Over his long career designing houses and condos in Victoria, Bruce Wilkin has embraced architectural periods ranging from Arts and Crafts to Classical Revival to Brutalism. His philosophy? Why limit yourself to just one? Every home has its own history and particularities, and there’s a rich, vast world of references from which to draw. And yet, for some projects the answer isn’t to reference but to simply carve away. Sometimes, paraphrasing Dieter Rams, the best design is as little design as possible.

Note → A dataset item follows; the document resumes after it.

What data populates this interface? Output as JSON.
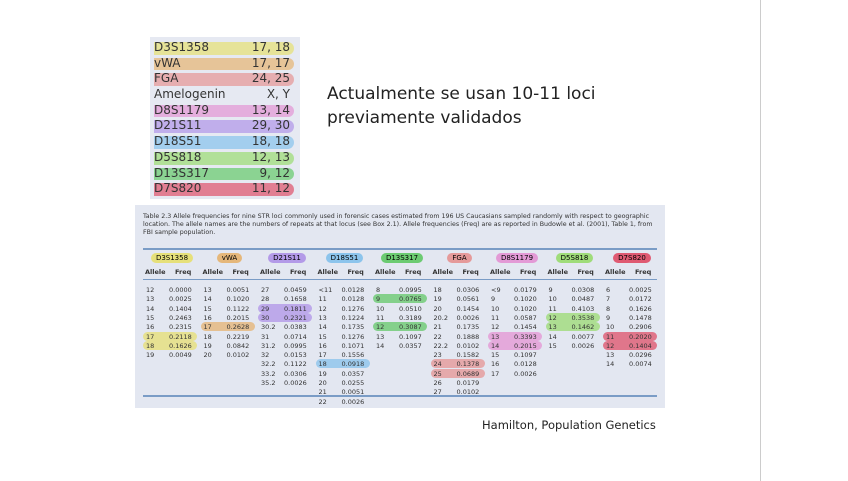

When Wilkin accompanied long-time clients Sylvie Rochette and Bernard Delecroix to a showing of a two-storey condo in downtown Victoria, his immediate advice was to take everything out and start anew. What did it look like? Brief pause. “The opposite of this,” he says. There were wrinkled gold carpets, heavy valances, popcorn ceilings, awkwardly placed fireplaces and, visible from nearly every angle, a bulky staircase with dark-stained oak spindles and a chunky newel post. “It was that late- ’80s look that had carried over into the ’90s,” says Wilkin. “All of it needed to go.”
The building has its own particularities indeed. Built in 1981 both as a hotel and for residential use, it met with some controversy at the time for its modern look (a departure from the neighbouring century-old brick buildings) and its bold siting (it juts out into the city’s Inner Harbour like a blunted cruise ship, dark water lapping at its foundation). The unit was often used as a grand hospitality suite; sometime later, it was connected to the unit below and redeveloped as a condo. It had also been damaged by a fire, which had prompted the extensive 1980s remodel. Rochette and Delecroix could see past all of it, zeroing in on the nearly 270-degree views created from its pinwheel floor plan, the large rooftop terrace accessible from multiple rooms and over 2,300 square feet of living space, gold carpeting and all.

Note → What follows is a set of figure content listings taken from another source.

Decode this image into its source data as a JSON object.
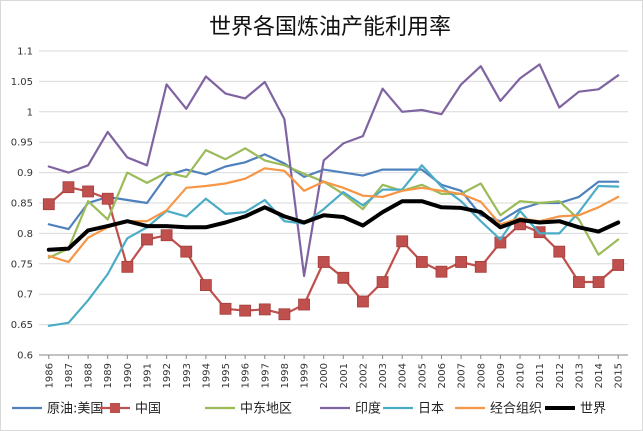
{
  "chart_data": {
    "type": "line",
    "title": "世界各国炼油产能利用率",
    "xlabel": "",
    "ylabel": "",
    "ylim": [
      0.6,
      1.1
    ],
    "yticks": [
      0.6,
      0.65,
      0.7,
      0.75,
      0.8,
      0.85,
      0.9,
      0.95,
      1,
      1.05,
      1.1
    ],
    "ytick_labels": [
      "0.6",
      "0.65",
      "0.7",
      "0.75",
      "0.8",
      "0.85",
      "0.9",
      "0.95",
      "1",
      "1.05",
      "1.1"
    ],
    "grid": true,
    "legend_position": "bottom",
    "categories": [
      "1986",
      "1987",
      "1988",
      "1989",
      "1990",
      "1991",
      "1992",
      "1993",
      "1994",
      "1995",
      "1996",
      "1997",
      "1998",
      "1999",
      "2000",
      "2001",
      "2002",
      "2003",
      "2004",
      "2005",
      "2006",
      "2007",
      "2008",
      "2009",
      "2010",
      "2011",
      "2012",
      "2013",
      "2014",
      "2015"
    ],
    "series": [
      {
        "name": "原油:美国",
        "color": "#4f81bd",
        "marker": "none",
        "values": [
          0.815,
          0.807,
          0.85,
          0.86,
          0.855,
          0.85,
          0.895,
          0.905,
          0.897,
          0.91,
          0.917,
          0.93,
          0.915,
          0.893,
          0.905,
          0.9,
          0.895,
          0.905,
          0.905,
          0.905,
          0.88,
          0.87,
          0.83,
          0.82,
          0.84,
          0.85,
          0.85,
          0.86,
          0.885,
          0.885
        ]
      },
      {
        "name": "中国",
        "color": "#c0504d",
        "marker": "square",
        "values": [
          0.848,
          0.876,
          0.869,
          0.857,
          0.745,
          0.79,
          0.797,
          0.77,
          0.715,
          0.676,
          0.673,
          0.675,
          0.667,
          0.683,
          0.753,
          0.727,
          0.688,
          0.72,
          0.787,
          0.753,
          0.737,
          0.753,
          0.745,
          0.785,
          0.815,
          0.802,
          0.77,
          0.72,
          0.72,
          0.748
        ]
      },
      {
        "name": "中东地区",
        "color": "#9bbb59",
        "marker": "none",
        "values": [
          0.76,
          0.775,
          0.853,
          0.823,
          0.9,
          0.883,
          0.9,
          0.893,
          0.937,
          0.922,
          0.94,
          0.92,
          0.912,
          0.898,
          0.885,
          0.865,
          0.84,
          0.88,
          0.87,
          0.88,
          0.865,
          0.865,
          0.882,
          0.83,
          0.853,
          0.85,
          0.853,
          0.823,
          0.765,
          0.79
        ]
      },
      {
        "name": "印度",
        "color": "#8064a2",
        "marker": "none",
        "values": [
          0.91,
          0.9,
          0.912,
          0.967,
          0.925,
          0.912,
          1.045,
          1.005,
          1.058,
          1.03,
          1.022,
          1.049,
          0.988,
          0.73,
          0.92,
          0.948,
          0.96,
          1.038,
          1.0,
          1.003,
          0.996,
          1.045,
          1.075,
          1.018,
          1.055,
          1.078,
          1.007,
          1.033,
          1.037,
          1.06
        ]
      },
      {
        "name": "日本",
        "color": "#4bacc6",
        "marker": "none",
        "values": [
          0.648,
          0.653,
          0.69,
          0.733,
          0.792,
          0.81,
          0.837,
          0.828,
          0.857,
          0.832,
          0.835,
          0.855,
          0.82,
          0.816,
          0.84,
          0.868,
          0.846,
          0.872,
          0.872,
          0.912,
          0.877,
          0.853,
          0.82,
          0.79,
          0.837,
          0.8,
          0.8,
          0.835,
          0.878,
          0.877
        ]
      },
      {
        "name": "经合组织",
        "color": "#f79646",
        "marker": "none",
        "values": [
          0.763,
          0.753,
          0.793,
          0.81,
          0.82,
          0.82,
          0.838,
          0.875,
          0.878,
          0.882,
          0.89,
          0.907,
          0.903,
          0.87,
          0.885,
          0.875,
          0.862,
          0.86,
          0.87,
          0.875,
          0.87,
          0.865,
          0.852,
          0.815,
          0.825,
          0.82,
          0.828,
          0.83,
          0.843,
          0.86
        ]
      },
      {
        "name": "世界",
        "color": "#000000",
        "marker": "none",
        "bold": true,
        "values": [
          0.773,
          0.775,
          0.805,
          0.812,
          0.82,
          0.812,
          0.812,
          0.81,
          0.81,
          0.818,
          0.828,
          0.843,
          0.828,
          0.818,
          0.83,
          0.827,
          0.813,
          0.835,
          0.853,
          0.853,
          0.843,
          0.842,
          0.835,
          0.81,
          0.822,
          0.818,
          0.82,
          0.81,
          0.803,
          0.818
        ]
      }
    ]
  }
}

“We did not keep one screw,” says Rochette, laughing. “And we didn’t add very much back in. I like monochromatic, restful, minimalist homes.”

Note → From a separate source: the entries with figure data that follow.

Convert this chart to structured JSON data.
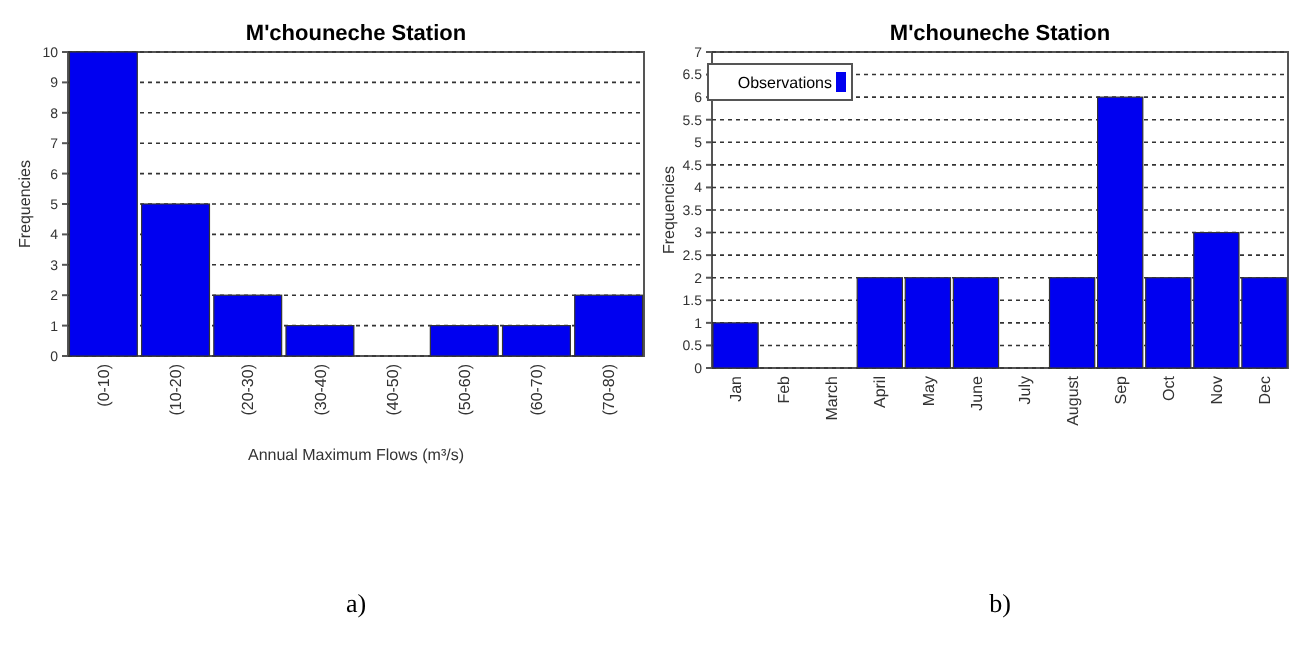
{
  "chart_data": [
    {
      "type": "bar",
      "title": "M'chouneche Station",
      "xlabel": "Annual Maximum Flows  (m³/s)",
      "ylabel": "Frequencies",
      "categories": [
        "(0-10)",
        "(10-20)",
        "(20-30)",
        "(30-40)",
        "(40-50)",
        "(50-60)",
        "(60-70)",
        "(70-80)"
      ],
      "values": [
        10,
        5,
        2,
        1,
        0,
        1,
        1,
        2
      ],
      "color": "#0000f0",
      "ylim": [
        0,
        10
      ],
      "yticks": [
        0,
        1,
        2,
        3,
        4,
        5,
        6,
        7,
        8,
        9,
        10
      ],
      "grid": "y",
      "legend": false,
      "annotations": [
        "a)"
      ]
    },
    {
      "type": "bar",
      "title": "M'chouneche Station",
      "ylabel": "Frequencies",
      "categories": [
        "Jan",
        "Feb",
        "March",
        "April",
        "May",
        "June",
        "July",
        "August",
        "Sep",
        "Oct",
        "Nov",
        "Dec"
      ],
      "series": [
        {
          "name": "Observations",
          "color": "#0000f0",
          "values": [
            1,
            0,
            0,
            2,
            2,
            2,
            0,
            2,
            6,
            2,
            3,
            2
          ]
        }
      ],
      "ylim": [
        0,
        7
      ],
      "yticks": [
        0,
        0.5,
        1,
        1.5,
        2,
        2.5,
        3,
        3.5,
        4,
        4.5,
        5,
        5.5,
        6,
        6.5,
        7
      ],
      "grid": "y",
      "legend": "top left",
      "annotations": [
        "b)"
      ]
    }
  ]
}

Wilkin envisioned a highly polished pied-à-terre reminiscent of the glamorous high-rises that line the shores of Miami Beach; an unencumbered vacation home in the heart of a government town. To pull it off, he embarked on a “theme of concealment,” giving as much consideration to the invisible as to the visible. The heating and cooling systems and custom motorized blinds were tucked away in a complex network of plywood troughs installed in the ceiling before drywalling to prevent awkward bulkheads and drops from cluttering up sightlines. Televisions were similarly recessed to minimize bulk, as were lights in the bathroom ceilings and mirrors. Virtually every element subsequently layered overtop—from the transparent Flos pendant lights used in the kitchen and dining room to the glass-panelled staircase to the integrated Miele and Wolf appliances—vanishes into the all-white canvas, or else makes a point of reflecting the endless views outside. The kitchen cabinetry, for example, was finished in an ultra-high-gloss product sourced from Carrier Finishing in Quebec, a detail Rochette requested so she could see the surrounding buildings outlined on the door fronts. Even the boldest statement of all, the large-scale painting by local artist Rande Cook, was chosen for its broader connections. It references the unceded territory on which the building resides and was installed in the dining room to face the B.C. Legislature across the harbour. “It’s a little wink back,” says Rochette, “and a great conversation piece.”
In the evening, as the city lights play on the surface of the water and iconic buildings with their own colourful histories loom in the distance, the interior is practically enveloped by its surroundings—a disappearing act decades in the making.